The Complete Guide to Property Taxes and Millage Rates
Property taxes are one of the largest ongoing costs of homeownership, yet the calculation is surprisingly easy to understand once you know the components. This guide walks you through how assessed value, millage rates, and exemptions interact, and how to use this calculator to get a reliable estimate for any property in the U.S.
How to Use This Calculator
Start with your home's Fair Market Value - this is what the home would sell for today. Then set the Assessment Ratio for your state or county. If you live in a state that taxes 100% of market value (like California at 100% of purchase price), leave the slider at 100. If you are in a fractional-assessment state (such as Illinois at 33.33% or South Carolina at 4% for owner-occupied homes), slide the ratio down to match.

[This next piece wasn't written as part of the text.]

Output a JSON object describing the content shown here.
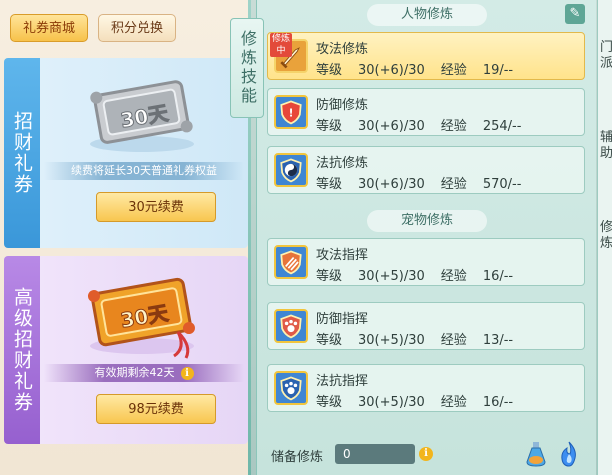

Enter any exemptions you qualify for in total dollar terms. A $25,000 homestead exemption, a $10,000 senior freeze, and a $5,000 veterans exemption would be entered as $40,000 combined. Finally, enter your total local millage rate (or switch to percentage if your county publishes it that way) and all outputs update immediately.
Understanding Millage vs. Percentage Rates
Millage is just a shorthand for "per-thousand" - the Latin root "mille" means thousand. One mill is $1.00 per $1,000 of assessed value. A county with a 25-mill rate collects $25 for every $1,000 of taxable value. Some jurisdictions publish the same rate as a percentage (25 mills = 2.5%). Use the toggle above to enter whichever format your tax bill or county website uses.
Where to Find Your Local Millage Rate
Your total millage rate is usually the sum of several overlapping levies: county government, city or township, school district, community college, library district, and sometimes special assessment districts. You can find the breakdown on your most recent property tax bill, or search your county assessor's or treasurer's website for "millage rate" or "tax rate table." Look for the "total" line.
How Exemptions Reduce Your Bill
Exemptions are subtracted from your assessed value before the rate is applied, so a $25,000 exemption with a 20-mill rate saves you exactly $500 per year ($25,000 / 1,000 x 20). The most common exemptions are the homestead exemption for primary residences, senior citizen freezes, disabled veteran exemptions, and agricultural land classifications. Check your county assessor's site to see what you qualify for - many homeowners leave exemptions on the table simply because they never applied.